Having Psoriasis and Loving Intimacy
Living with a visible condition like psoriasis, it can be quite the emotional challenge to be comfortable showing our full self to a person. Our raised plaques and cracked skin can make a person feel extremely insecure and when it comes to exposing them willingly, well, it can be quite vulnerable.
Our skin shouldn't stop us from connecting with a partner - and if a partner truly loves us, wants to support us, and wants to intimate with us, our skin shouldn't even be a topic of concern.
My own personal relationship with intimacy
Speaking honestly, the psoriasis on my skin makes me feel ugly most days. It's true. At my worst I was 80% covered and intimacy was not something I even wanted. Now, I would say I'm about 20% covered and find myself, at my current age, craving intimacy and emotional connection.
My husband is not much of an affection giver. This has worked in our relationship since my psoriasis took so much control over any type of skin exposure or physical touch. He shows up in different ways like emotional support and providing financially. We had a sex life, but I am now finding myself wanting more.

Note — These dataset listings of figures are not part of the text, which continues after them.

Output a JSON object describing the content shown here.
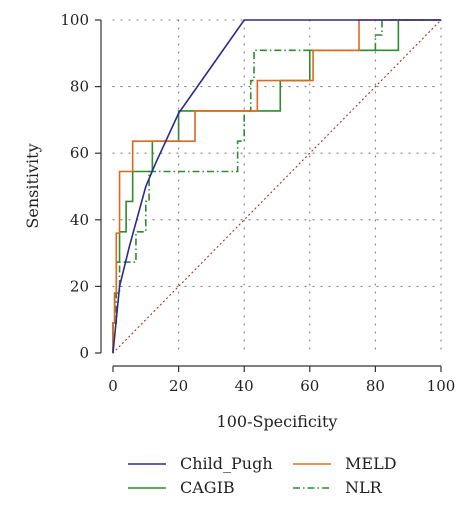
{
  "chart_data": {
    "type": "line",
    "title": "",
    "xlabel": "100-Specificity",
    "ylabel": "Sensitivity",
    "xlim": [
      0,
      100
    ],
    "ylim": [
      0,
      100
    ],
    "x_ticks": [
      0,
      20,
      40,
      60,
      80,
      100
    ],
    "y_ticks": [
      0,
      20,
      40,
      60,
      80,
      100
    ],
    "grid": "dotted",
    "legend_position": "bottom",
    "series": [
      {
        "name": "Child_Pugh",
        "color": "#2b2b8c",
        "style": "solid",
        "x": [
          0,
          2,
          5,
          10,
          13,
          20,
          30,
          40,
          100
        ],
        "y": [
          0,
          20,
          32,
          50,
          57,
          72,
          86,
          100,
          100
        ]
      },
      {
        "name": "MELD",
        "color": "#e1691f",
        "style": "solid",
        "x": [
          0,
          0,
          0.5,
          0.5,
          1,
          1,
          2,
          2,
          6,
          6,
          25,
          25,
          44,
          44,
          61,
          61,
          75,
          75,
          100
        ],
        "y": [
          0,
          9,
          9,
          18,
          18,
          36,
          36,
          54.5,
          54.5,
          63.6,
          63.6,
          72.7,
          72.7,
          81.8,
          81.8,
          90.9,
          90.9,
          100,
          100
        ]
      },
      {
        "name": "CAGIB",
        "color": "#2e8b2e",
        "style": "solid",
        "x": [
          0,
          0,
          0.5,
          0.5,
          1,
          1,
          2,
          2,
          4,
          4,
          6,
          6,
          12,
          12,
          16,
          16,
          20,
          20,
          26,
          26,
          51,
          51,
          60,
          60,
          87,
          87,
          100
        ],
        "y": [
          0,
          9,
          9,
          18,
          18,
          27.3,
          27.3,
          36.4,
          36.4,
          45.5,
          45.5,
          54.5,
          54.5,
          63.6,
          63.6,
          63.6,
          63.6,
          72.7,
          72.7,
          72.7,
          72.7,
          81.8,
          81.8,
          90.9,
          90.9,
          100,
          100
        ]
      },
      {
        "name": "NLR",
        "color": "#2e8b2e",
        "style": "dash-dot",
        "x": [
          0,
          0,
          1,
          1,
          2,
          2,
          7,
          7,
          10,
          10,
          11,
          11,
          38,
          38,
          40,
          40,
          42,
          42,
          43,
          43,
          80,
          80,
          82,
          82,
          100
        ],
        "y": [
          0,
          9,
          9,
          18,
          18,
          27.3,
          27.3,
          36.4,
          36.4,
          45.5,
          45.5,
          54.5,
          54.5,
          63.6,
          63.6,
          72.7,
          72.7,
          81.8,
          81.8,
          90.9,
          90.9,
          95.5,
          95.5,
          100,
          100
        ]
      }
    ],
    "reference_line": {
      "x": [
        0,
        100
      ],
      "y": [
        0,
        100
      ],
      "color": "#b22222",
      "style": "dotted"
    }
  }
}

What intimacy truly means...
This is a new development and my wanting more intimacy doesn't come without its challenges. This approach really is like training a person in how you want to be loved. I think small changes and open communication can benefit both of us. Saying things like "Aren't you going to kiss your wife before you leave" has helped.
I will say my husband always holds my hand. When we were out sightseeing once, a gentleman made a comment that resonates with my husband to this day. He said, “That’s the way to be a man. Hold your woman’s hand proud and tell the world she is yours.”
The difference between sex and intimacy
I must make this clear, intimacy and sex are two different things. As my husband and I age, sex has been something we don't need as much. It honestly took a load off me mentally when my husband told me he was starting to have problems like men his age typically do. We decided together that sex was not a priority for us.
Communication, transparency and emotional support make all the difference in a marriage - and I'm thankful we have it. He did not want any kind of supplements and we moved forward. Without that in our lives, we've had to shift focus on what intimacy truly means and how we can incorporate into our lives.
Intimacy is possible when living with psoriasis.
Since this is now a priority for us, and he knows how I feel, things have really ramped up in the intimacy department. My husband comes up to me when he leaves just to kiss me farewell. He kisses me to say good night. There are times when he comes up to me just to give me a hug. I do the same things to him.
I have what I want in a partner. Pure joy at just being with someone without the pressures to perform. My psoriasis is no longer a factor in our sexual relationship. Now if I could just find the balance of the psoriasis not being a factor in my daily life, the sky would be the limit.